Koli et compagnie grignotent du pop-corn, les yeux rivés sur l’écran.
« Il faut se faire un peu plaisir », dit Koli. « C’est la misère sinon. » On a l’impression qu’ils ont appris à faire comme chez eux.
D’autres sont assis sur des bancs au fond de la cour, adossés au mur. Ils plongent leur regard dans l’obscurité, les yeux vides.
Koli me montre un distributeur automatique rempli de sachets de chips et de bonbons. Tous les mardis quelqu’un passe le ravitailler, m’explique-t-il.
« Ça appartient au propriétaire du bâtiment, on peut s’en servir quand on veut! »
Ce n’est pourtant pas leur seule source d’approvisionnement. Tous les jours Koli et les autres grévistes accueillent des dizaines de personnes désireuses de manifester leur soutien pour leur lutte.

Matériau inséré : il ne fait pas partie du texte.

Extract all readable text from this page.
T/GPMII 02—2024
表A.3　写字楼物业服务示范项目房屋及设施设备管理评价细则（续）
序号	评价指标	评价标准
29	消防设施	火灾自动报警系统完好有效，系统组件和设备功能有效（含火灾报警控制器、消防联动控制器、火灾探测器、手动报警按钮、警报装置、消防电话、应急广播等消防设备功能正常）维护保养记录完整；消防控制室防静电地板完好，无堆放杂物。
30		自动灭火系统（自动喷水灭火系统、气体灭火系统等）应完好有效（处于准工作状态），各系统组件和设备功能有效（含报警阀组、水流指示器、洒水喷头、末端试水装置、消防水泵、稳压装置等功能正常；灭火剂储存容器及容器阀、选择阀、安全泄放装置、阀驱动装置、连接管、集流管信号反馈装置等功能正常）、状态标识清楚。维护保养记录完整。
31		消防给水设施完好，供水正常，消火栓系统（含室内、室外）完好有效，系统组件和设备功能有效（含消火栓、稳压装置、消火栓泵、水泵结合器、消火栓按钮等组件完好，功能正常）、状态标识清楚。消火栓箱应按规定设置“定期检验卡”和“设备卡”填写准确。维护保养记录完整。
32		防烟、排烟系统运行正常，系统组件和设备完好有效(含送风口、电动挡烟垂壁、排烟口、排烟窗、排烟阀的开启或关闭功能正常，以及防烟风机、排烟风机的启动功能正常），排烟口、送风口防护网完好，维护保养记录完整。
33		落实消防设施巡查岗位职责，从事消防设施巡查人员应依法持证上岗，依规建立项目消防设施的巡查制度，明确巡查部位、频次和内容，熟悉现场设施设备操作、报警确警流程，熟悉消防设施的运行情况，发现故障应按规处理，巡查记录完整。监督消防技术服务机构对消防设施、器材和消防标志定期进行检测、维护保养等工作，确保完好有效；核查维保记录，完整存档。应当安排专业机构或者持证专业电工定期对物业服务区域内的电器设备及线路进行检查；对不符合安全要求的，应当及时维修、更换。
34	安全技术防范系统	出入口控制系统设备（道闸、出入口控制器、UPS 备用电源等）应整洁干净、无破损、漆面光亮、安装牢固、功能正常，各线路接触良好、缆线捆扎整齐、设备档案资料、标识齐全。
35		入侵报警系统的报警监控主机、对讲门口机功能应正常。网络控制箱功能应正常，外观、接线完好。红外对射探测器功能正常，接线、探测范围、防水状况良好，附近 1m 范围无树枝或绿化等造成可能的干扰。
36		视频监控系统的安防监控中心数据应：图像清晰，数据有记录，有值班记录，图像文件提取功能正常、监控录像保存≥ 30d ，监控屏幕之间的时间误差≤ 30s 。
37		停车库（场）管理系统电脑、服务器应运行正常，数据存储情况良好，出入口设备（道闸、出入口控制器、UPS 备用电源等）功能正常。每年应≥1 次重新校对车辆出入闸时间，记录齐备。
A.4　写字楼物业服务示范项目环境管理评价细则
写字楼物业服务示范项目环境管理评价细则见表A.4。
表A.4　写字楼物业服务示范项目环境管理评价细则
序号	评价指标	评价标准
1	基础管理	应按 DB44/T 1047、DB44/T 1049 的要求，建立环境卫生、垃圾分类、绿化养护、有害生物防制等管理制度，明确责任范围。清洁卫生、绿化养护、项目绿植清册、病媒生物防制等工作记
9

Certains s’engagent même à rejoindre les rangs des occupants. Ils doivent inscrire leurs horaires de passage sur le « planning de l’occupation citoyenne » fixé au mur. Le créneau le plus tôt: 5h30 du matin.
A 2h27 pourtant, les locaux ne sont pas normalement ouverts aux visiteurs et ma présence commence à gêner. Les grommellements entre les veilleurs de nuit assis devant la télé semblent avoir mon passage intempestif pour sujet. Certains me jettent des regards anxieux.
« Les gars commencent à s’inquiéter, ils se demandent pourquoi tu es passé si tard, » me dit Camara. Le Responsable de l’équipe a peur que ma visite nocturne n’attire l’attention sur leur présence et me presse de partir.
« Repasse dans la journée, mais il ne faut pas qu’on dérange les voisins, il faut que notre présence soit discrète. »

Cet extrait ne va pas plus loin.